Every day I see stray dogs. A good day is when I only see one

Stretching along the blue flag beaches, restaurants and bars of the Murcia region's Costa Blanca, past the Costa del Sol resorts to the Costa de la Luz and Malaga, capital of the Costa de Golf, there's something to cater for everyone, whether it's a family holiday, golf or sightseeing inland in Granada, Cordoba or Seville, capital of Andalucia.
But there's a dark side to Andalucia and Murcia, which you won't find mentioned in the tourist guides or websites. If you've been to these places before, you'll have noticed the starving dogs lurking fearfully around restaurants, hoping to be thrown a bread crust; you'll have dodged the dog dirt on pavements or driven past dogs lying injured and ignored by the side of the road.

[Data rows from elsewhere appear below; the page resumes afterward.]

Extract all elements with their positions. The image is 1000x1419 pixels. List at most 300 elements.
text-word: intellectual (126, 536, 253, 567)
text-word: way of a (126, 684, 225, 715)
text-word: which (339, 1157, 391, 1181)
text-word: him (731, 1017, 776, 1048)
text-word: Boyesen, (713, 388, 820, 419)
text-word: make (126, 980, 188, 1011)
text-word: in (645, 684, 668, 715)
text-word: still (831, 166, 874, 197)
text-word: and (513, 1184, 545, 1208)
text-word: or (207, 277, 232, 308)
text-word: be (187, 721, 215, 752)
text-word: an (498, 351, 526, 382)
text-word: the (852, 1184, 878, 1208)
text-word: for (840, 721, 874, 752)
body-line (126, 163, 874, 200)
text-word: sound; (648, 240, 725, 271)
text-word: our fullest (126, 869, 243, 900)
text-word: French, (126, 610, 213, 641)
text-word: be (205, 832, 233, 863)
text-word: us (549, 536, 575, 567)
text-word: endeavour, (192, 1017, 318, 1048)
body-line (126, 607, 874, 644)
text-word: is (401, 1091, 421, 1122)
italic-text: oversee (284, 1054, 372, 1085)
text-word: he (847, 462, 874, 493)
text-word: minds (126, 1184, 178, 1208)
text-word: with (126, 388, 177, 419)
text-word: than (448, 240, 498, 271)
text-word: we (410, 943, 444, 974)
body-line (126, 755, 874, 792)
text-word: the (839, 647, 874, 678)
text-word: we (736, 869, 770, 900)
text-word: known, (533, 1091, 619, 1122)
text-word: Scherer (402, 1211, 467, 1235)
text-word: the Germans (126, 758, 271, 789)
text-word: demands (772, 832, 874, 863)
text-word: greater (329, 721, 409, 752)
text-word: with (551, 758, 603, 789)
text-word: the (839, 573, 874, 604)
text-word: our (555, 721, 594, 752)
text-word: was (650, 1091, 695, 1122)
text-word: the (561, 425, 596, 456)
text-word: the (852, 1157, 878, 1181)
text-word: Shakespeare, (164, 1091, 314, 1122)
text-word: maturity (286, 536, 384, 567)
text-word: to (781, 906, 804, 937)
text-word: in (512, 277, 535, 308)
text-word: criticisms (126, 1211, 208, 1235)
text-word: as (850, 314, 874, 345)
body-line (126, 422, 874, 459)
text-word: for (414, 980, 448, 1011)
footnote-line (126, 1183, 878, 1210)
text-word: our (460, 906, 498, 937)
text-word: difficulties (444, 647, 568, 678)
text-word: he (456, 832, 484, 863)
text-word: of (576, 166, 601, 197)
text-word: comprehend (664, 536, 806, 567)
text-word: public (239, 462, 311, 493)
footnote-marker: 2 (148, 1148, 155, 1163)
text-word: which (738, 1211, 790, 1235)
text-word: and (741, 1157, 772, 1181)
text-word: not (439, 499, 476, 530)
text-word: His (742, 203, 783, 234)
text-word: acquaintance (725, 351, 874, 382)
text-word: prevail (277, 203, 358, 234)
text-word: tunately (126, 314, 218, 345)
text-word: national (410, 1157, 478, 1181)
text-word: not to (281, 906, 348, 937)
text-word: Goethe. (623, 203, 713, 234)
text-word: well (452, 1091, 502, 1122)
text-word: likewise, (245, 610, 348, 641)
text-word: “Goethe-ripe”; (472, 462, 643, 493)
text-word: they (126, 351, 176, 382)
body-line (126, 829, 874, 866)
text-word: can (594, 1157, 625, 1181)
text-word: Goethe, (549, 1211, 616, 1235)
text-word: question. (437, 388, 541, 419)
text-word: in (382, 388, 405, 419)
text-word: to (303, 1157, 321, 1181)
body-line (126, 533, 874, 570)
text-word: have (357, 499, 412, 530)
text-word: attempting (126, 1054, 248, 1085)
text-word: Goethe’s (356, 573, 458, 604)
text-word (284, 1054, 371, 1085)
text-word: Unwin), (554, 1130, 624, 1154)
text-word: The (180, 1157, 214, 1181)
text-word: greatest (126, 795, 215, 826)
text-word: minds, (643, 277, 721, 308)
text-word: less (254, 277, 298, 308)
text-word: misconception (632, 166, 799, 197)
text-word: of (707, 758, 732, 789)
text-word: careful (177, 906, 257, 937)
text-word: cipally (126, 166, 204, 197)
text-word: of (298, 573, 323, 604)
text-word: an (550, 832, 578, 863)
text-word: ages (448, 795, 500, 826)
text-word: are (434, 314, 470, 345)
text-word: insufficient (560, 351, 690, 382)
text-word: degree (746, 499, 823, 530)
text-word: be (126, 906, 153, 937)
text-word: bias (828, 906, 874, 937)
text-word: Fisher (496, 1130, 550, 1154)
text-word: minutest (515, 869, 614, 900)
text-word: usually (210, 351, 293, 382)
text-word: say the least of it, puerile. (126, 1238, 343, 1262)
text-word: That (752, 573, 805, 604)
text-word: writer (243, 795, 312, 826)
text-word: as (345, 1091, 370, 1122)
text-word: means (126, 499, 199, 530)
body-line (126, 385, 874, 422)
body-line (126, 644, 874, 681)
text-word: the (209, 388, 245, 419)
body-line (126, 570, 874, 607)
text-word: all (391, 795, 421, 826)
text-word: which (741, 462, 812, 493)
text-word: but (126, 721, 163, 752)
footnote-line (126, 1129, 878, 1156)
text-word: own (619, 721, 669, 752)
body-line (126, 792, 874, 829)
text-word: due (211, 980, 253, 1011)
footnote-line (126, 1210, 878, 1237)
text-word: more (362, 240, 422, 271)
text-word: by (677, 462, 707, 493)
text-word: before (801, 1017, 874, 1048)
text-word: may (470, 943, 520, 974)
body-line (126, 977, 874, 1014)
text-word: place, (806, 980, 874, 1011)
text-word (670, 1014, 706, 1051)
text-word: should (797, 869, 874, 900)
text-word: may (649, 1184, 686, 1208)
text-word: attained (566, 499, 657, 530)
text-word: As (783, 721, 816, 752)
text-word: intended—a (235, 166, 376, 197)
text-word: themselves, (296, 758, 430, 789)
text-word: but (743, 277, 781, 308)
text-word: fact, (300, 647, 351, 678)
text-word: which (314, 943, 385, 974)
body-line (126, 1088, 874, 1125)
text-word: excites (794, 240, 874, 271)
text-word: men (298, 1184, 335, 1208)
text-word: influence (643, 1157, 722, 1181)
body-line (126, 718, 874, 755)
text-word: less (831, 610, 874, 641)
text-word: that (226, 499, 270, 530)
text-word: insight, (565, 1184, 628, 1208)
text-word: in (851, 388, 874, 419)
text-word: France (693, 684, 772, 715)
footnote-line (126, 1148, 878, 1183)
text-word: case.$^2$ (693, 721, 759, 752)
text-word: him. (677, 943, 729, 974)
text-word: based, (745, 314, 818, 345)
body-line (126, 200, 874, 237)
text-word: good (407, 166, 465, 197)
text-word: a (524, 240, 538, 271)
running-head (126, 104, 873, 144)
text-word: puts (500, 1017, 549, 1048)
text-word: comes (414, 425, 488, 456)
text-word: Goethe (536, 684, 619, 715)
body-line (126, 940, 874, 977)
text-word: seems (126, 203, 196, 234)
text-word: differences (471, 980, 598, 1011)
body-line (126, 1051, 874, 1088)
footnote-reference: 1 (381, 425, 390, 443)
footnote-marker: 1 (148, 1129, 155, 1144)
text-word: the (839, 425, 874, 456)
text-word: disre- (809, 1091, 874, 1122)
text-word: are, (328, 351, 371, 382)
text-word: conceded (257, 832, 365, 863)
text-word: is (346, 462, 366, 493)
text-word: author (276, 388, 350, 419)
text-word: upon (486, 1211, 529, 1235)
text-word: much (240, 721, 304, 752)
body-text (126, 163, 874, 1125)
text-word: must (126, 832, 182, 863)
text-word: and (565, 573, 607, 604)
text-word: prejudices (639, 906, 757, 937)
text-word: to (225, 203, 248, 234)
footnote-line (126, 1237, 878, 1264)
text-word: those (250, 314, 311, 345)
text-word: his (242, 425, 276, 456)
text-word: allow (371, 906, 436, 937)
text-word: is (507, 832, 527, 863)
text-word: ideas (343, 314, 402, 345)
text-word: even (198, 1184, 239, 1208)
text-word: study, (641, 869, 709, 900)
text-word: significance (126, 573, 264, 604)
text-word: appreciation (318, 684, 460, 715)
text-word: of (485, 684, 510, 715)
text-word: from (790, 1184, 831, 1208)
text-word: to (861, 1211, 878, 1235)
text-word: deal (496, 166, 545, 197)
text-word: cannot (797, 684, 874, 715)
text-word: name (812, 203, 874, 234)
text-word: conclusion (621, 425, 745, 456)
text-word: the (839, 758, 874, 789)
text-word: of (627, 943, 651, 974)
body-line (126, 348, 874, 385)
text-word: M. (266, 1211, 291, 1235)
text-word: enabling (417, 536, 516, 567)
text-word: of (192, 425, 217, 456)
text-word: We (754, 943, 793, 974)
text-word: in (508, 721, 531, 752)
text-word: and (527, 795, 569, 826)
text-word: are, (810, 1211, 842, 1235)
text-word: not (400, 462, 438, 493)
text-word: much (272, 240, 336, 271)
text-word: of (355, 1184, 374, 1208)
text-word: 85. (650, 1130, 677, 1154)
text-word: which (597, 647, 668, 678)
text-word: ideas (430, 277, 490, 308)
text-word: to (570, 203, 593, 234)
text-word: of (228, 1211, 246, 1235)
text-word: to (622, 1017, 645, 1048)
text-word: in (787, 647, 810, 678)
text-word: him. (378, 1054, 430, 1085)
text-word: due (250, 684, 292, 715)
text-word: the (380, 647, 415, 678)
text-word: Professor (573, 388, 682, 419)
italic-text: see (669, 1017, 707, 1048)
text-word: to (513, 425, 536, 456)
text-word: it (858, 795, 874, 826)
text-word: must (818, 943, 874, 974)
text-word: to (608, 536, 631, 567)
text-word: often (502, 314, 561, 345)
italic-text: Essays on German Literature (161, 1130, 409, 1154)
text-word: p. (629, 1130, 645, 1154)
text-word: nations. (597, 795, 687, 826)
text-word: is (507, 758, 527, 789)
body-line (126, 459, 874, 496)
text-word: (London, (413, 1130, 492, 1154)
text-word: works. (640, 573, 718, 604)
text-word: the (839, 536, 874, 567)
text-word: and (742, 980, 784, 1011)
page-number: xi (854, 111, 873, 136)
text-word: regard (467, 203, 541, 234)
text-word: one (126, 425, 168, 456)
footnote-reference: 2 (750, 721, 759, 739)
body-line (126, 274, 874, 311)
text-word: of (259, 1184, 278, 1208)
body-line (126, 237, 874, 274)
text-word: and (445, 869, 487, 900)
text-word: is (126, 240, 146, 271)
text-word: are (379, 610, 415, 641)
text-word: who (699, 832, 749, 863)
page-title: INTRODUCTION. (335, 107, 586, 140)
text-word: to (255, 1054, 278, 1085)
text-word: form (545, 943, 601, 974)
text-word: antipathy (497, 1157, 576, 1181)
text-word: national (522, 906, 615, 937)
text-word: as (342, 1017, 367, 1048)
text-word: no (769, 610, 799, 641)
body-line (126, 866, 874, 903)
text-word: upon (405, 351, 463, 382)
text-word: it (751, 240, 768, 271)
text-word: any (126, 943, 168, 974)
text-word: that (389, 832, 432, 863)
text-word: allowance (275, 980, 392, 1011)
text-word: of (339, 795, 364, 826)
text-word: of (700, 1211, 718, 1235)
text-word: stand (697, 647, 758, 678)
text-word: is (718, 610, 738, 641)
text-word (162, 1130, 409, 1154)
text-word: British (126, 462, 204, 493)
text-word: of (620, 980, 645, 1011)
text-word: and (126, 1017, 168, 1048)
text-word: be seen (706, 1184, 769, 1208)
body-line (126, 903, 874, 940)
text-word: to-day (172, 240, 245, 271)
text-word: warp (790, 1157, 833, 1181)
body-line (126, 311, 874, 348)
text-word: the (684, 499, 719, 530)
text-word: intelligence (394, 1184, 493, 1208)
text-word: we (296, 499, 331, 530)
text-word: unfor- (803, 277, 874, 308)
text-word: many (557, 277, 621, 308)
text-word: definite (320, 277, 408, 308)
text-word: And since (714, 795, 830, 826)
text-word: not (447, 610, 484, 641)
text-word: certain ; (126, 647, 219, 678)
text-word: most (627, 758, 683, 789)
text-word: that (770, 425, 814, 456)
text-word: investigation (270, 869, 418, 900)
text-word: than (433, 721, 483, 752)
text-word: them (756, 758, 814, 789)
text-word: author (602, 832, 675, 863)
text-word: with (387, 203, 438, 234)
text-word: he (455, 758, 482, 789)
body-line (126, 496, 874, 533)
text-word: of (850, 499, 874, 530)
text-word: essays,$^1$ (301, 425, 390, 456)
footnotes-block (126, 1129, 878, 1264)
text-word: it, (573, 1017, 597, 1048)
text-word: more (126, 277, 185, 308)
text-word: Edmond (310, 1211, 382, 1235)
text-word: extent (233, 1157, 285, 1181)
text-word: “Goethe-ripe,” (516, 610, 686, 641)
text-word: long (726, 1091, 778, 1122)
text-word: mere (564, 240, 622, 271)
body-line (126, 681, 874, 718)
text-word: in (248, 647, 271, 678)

It's especially bad at this time of year, now the Spanish hunting season has finished for the winter, and the galgueros – Spanish hunters – abandon their galgos – hunting greyhounds – in their tens of thousands. The hunters discard their dogs like a cigarette butt. They will buy new ones in September to hunt next season. It's a problem Spanish refuges and rescue associations have been coping with for decades, and one the national and regional governments refuse to address.
Tina Solera is a young Englishwoman who is trying to do something about it. She and her Spanish husband, Jaime, have lived in Murcia with their two children for four years. In that time, Tina has moved from being a volunteer in a Spanish-run animal shelter to opening her own refuge – Galgos del Sol – specifically for galgos, in collaboration with, and on land belonging to another English couple, Gaynor and Les who moved to Spain from Warwickshire.
"The abandoned dog problem in Spain is heartbreaking, hard to describe without getting upset," she says. "We take them from motorways, snare traps and dog pounds – known here as killing stations – most have injuries and are terrified. Every day I see stray dogs. A good day is when I only see one."